The Dow fell 345 points in the biggest bank failure since 2008.
- Shares fell sharply on Friday after regulators shut down a Silicon Valley bank.
- The bank’s collapse was the largest since the 2008 financial crisis and raised fears of contagion.
- The S&P 500 is close to losing its 2023 gains.
US stocks tumbled on Friday as a losing week ended with the biggest bank failure since the global financial crisis and the prospect of higher interest rates.

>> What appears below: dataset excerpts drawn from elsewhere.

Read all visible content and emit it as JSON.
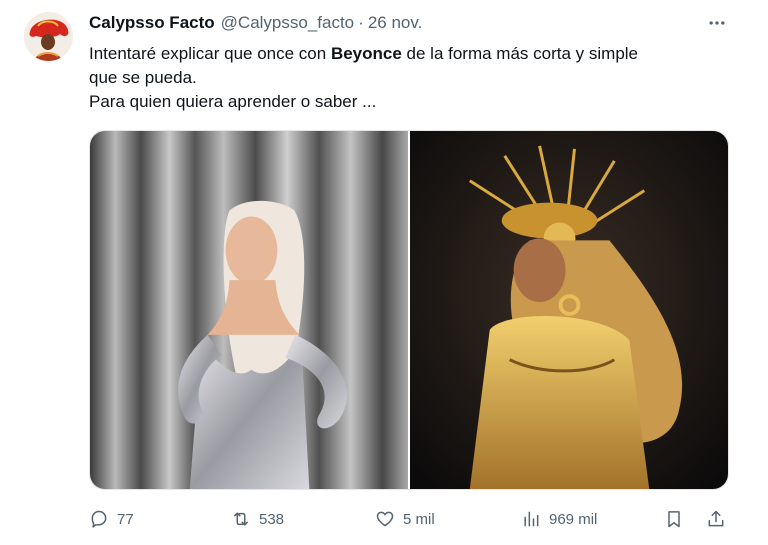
{
  "tweet": {
    "author_name": "Calypsso Facto",
    "author_handle": "@Calypsso_facto",
    "separator": "·",
    "date": "26 nov.",
    "text_line1_prefix": "Intentaré explicar que once con ",
    "text_line1_bold": "Beyonce",
    "text_line1_suffix": " de la forma más corta y simple",
    "text_line2": "que se pueda.",
    "text_line3": "Para quien quiera aprender o saber ...",
    "more_icon": "ellipsis-icon"
  },
  "actions": {
    "replies": "77",
    "retweets": "538",
    "likes": "5 mil",
    "views": "969 mil",
    "icons": [
      "reply-icon",
      "retweet-icon",
      "heart-icon",
      "views-icon",
      "bookmark-icon",
      "share-icon"
    ]
  },
  "colors": {
    "text": "#0f1419",
    "secondary": "#536471",
    "avatar_red": "#d7261e"
  }
}
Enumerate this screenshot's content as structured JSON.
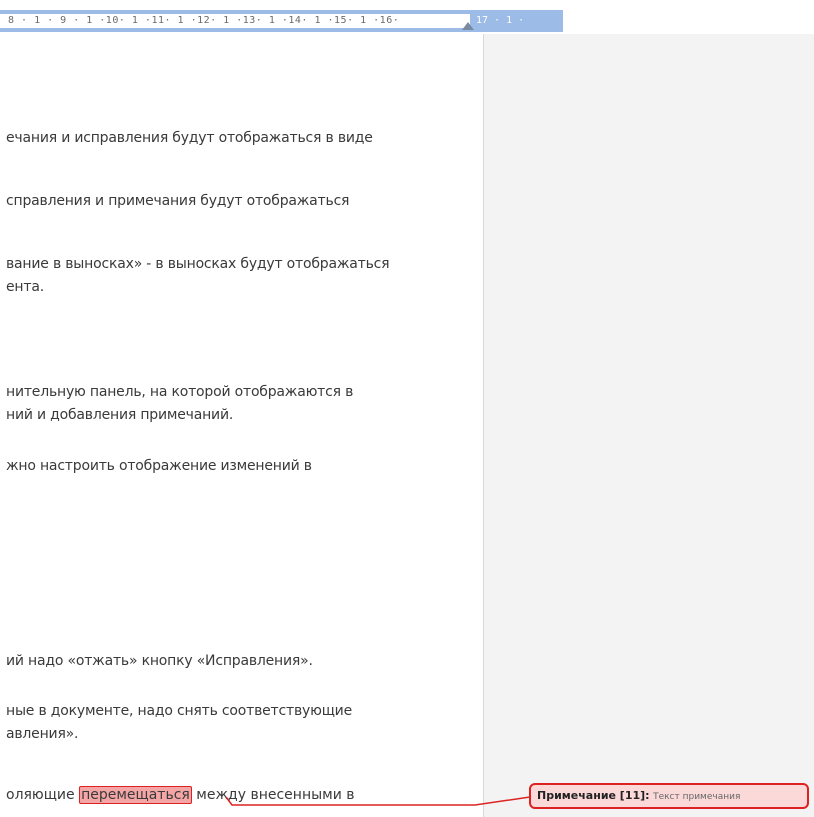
{
  "ruler": {
    "ticks": "8 · 1 · 9 · 1 ·10· 1 ·11· 1 ·12· 1 ·13· 1 ·14· 1 ·15· 1 ·16·",
    "ticks_right": "17 · 1 ·"
  },
  "document": {
    "lines": [
      "ечания и исправления будут отображаться в виде",
      "справления и примечания будут отображаться",
      "вание в выносках» - в выносках будут отображаться",
      "ента.",
      "нительную панель, на которой отображаются в",
      "ний и добавления примечаний.",
      "жно настроить отображение изменений в",
      "ий надо «отжать» кнопку «Исправления».",
      "ные в документе, надо снять соответствующие",
      "авления»."
    ],
    "last_line_before": "оляющие ",
    "highlighted_word": "перемещаться",
    "last_line_after": " между внесенными в"
  },
  "comment": {
    "label": "Примечание [11]:",
    "text": "Текст примечания"
  },
  "colors": {
    "ruler_blue": "#9cbbe6",
    "comment_border": "#dd2222",
    "highlight_fill": "#f4a6a6"
  }
}
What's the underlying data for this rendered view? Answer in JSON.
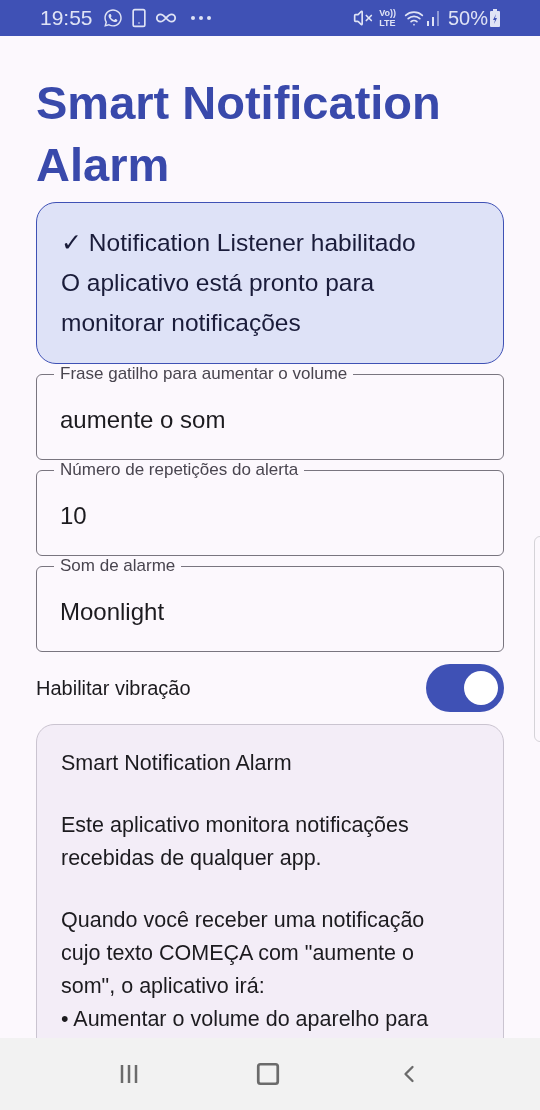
{
  "status_bar": {
    "time": "19:55",
    "volte": [
      "Vo))",
      "LTE"
    ],
    "battery": "50%"
  },
  "title": "Smart Notification Alarm",
  "status_card": {
    "lines": [
      "✓ Notification Listener habilitado",
      "O aplicativo está pronto para monitorar notificações"
    ]
  },
  "fields": [
    {
      "label": "Frase gatilho para aumentar o volume",
      "value": "aumente o som"
    },
    {
      "label": "Número de repetições do alerta",
      "value": "10"
    },
    {
      "label": "Som de alarme",
      "value": "Moonlight"
    }
  ],
  "vibration": {
    "label": "Habilitar vibração",
    "on": true
  },
  "info_card": {
    "paragraphs": [
      "Smart Notification Alarm",
      "Este aplicativo monitora notificações recebidas de qualquer app.",
      "Quando você receber uma notificação cujo texto COMEÇA com \"aumente o som\", o aplicativo irá:\n• Aumentar o volume do aparelho para"
    ]
  }
}
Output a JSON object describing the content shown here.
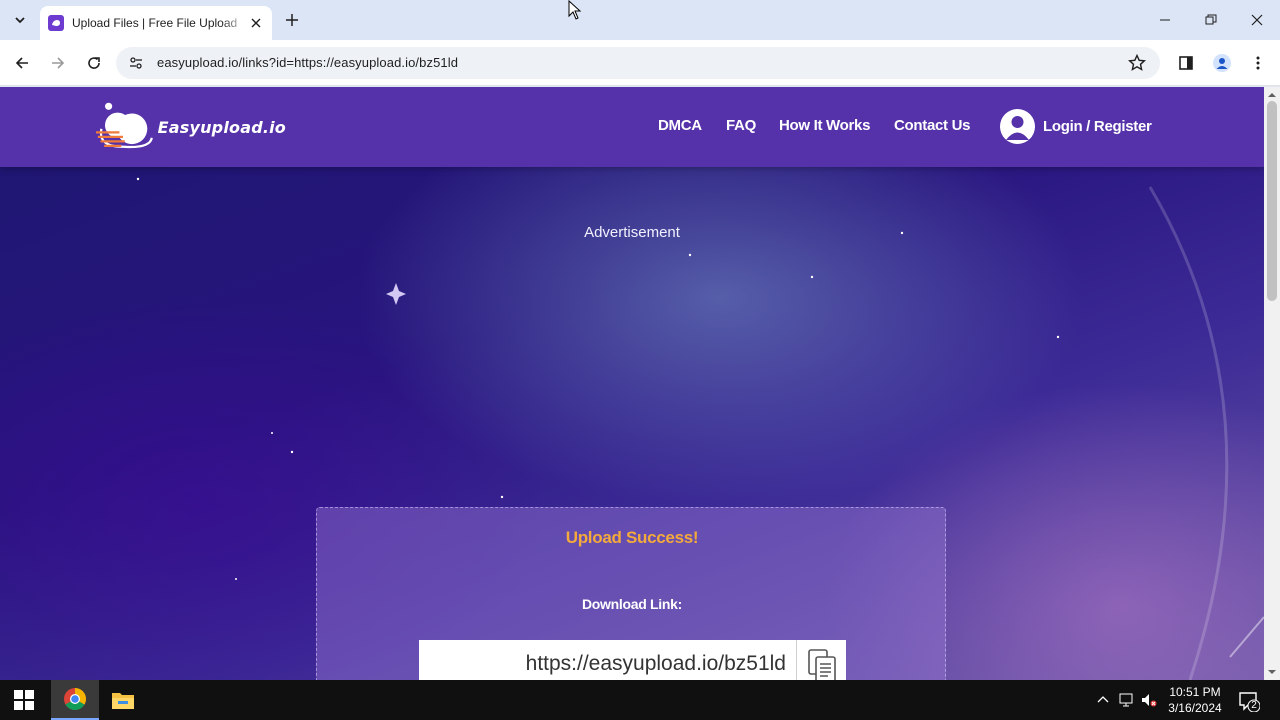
{
  "browser": {
    "tab_title": "Upload Files | Free File Upload",
    "url": "easyupload.io/links?id=https://easyupload.io/bz51ld"
  },
  "site": {
    "logo_text": "Easyupload.io",
    "nav": {
      "dmca": "DMCA",
      "faq": "FAQ",
      "how_it_works": "How It Works",
      "contact": "Contact Us",
      "login": "Login / Register"
    },
    "ad_label": "Advertisement",
    "upload": {
      "success": "Upload Success!",
      "download_label": "Download Link:",
      "download_url": "https://easyupload.io/bz51ld"
    },
    "colors": {
      "header": "#5632aa",
      "success": "#f3a93b"
    }
  },
  "taskbar": {
    "time": "10:51 PM",
    "date": "3/16/2024",
    "notification_count": "2"
  }
}
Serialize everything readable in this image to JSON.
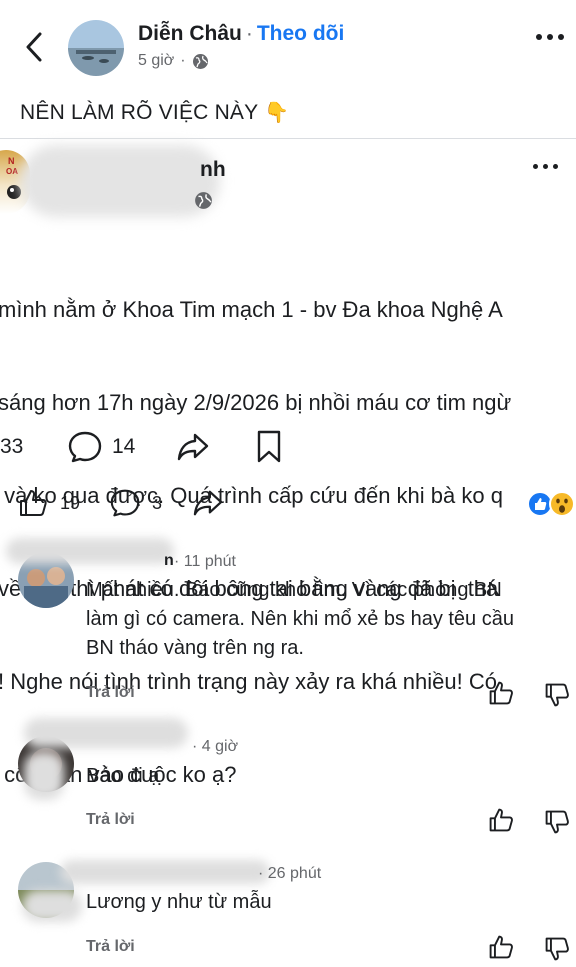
{
  "header": {
    "page_name": "Diễn Châu",
    "separator": "·",
    "follow_label": "Theo dõi",
    "time": "5 giờ",
    "separator2": "·"
  },
  "post": {
    "caption": "NÊN LÀM RÕ VIỆC NÀY",
    "caption_emoji": "👇"
  },
  "shared_post": {
    "name_visible": "nh",
    "body_lines": [
      "mình nằm ở Khoa Tim mạch 1 - bv Đa khoa Nghệ A",
      "sáng hơn 17h ngày 2/9/2026 bị nhồi máu cơ tim ngừ",
      " và ko qua được. Quá trình cấp cứu đến khi bà ko q",
      "về nhà thì phát có đôi bông tai bằng vàng đã bị  thá",
      "! Nghe nói tình trình trạng này xảy ra khá nhiều! Có",
      " công an vào cuộc ko ạ?"
    ],
    "likes": "33",
    "comments": "14"
  },
  "post_actions": {
    "likes": "19",
    "comments": "3"
  },
  "comments": [
    {
      "name_visible": "n",
      "time": "· 11 phút",
      "text_lines": [
        "Mất nhiều. Báo cũng khó tìm. Vì các phòng BN",
        "làm gì có camera. Nên khi mổ xẻ bs hay têu cầu",
        "BN tháo vàng trên ng ra."
      ],
      "reply_label": "Trả lời"
    },
    {
      "name_visible": "",
      "time": "· 4 giờ",
      "text_lines": [
        "Báo đi ạ"
      ],
      "reply_label": "Trả lời"
    },
    {
      "name_visible": "",
      "time": "· 26 phút",
      "text_lines": [
        "Lương y như từ mẫu"
      ],
      "reply_label": "Trả lời"
    }
  ],
  "colors": {
    "accent": "#1877f2",
    "muted": "#65676b"
  }
}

The S&P 500 was on the verge of losing its 2023 gain as it closed closer to 3839.50, where it ended after last year’s 19% drop. The index’s financial sector performed worst on Friday as regulators shut down a Silicon Valley bank to prevent a run on a tech startup lender. The bank collapsed after saying this week that higher interest rates had triggered billion-dollar losses on a $21 billion bond portfolio.
“The Silicon Valley Bank was heavily dependent on the tech industry, serving mostly start-ups and the investors who funded them. However, the closed ecosystem of startups and investors it served suffered when the Fed began raising rates to curb inflation,” Thomas Smale, CEO of FEI International, wrote on Friday.
Here’s where the US indices were on the close call at 4:00 pm on Friday:
Shares rose ahead of the open after investors felt some relief in the February jobs report.
The Labor Department said the US economy added 311,000 jobs last month, much higher than expected of 205,000, according to a Bloomberg poll of economists. But wage growth slowed to 0.2% from 0.5% in January, dampening expectations that the Federal Reserve will increase its March interest rate hike to 50 basis points.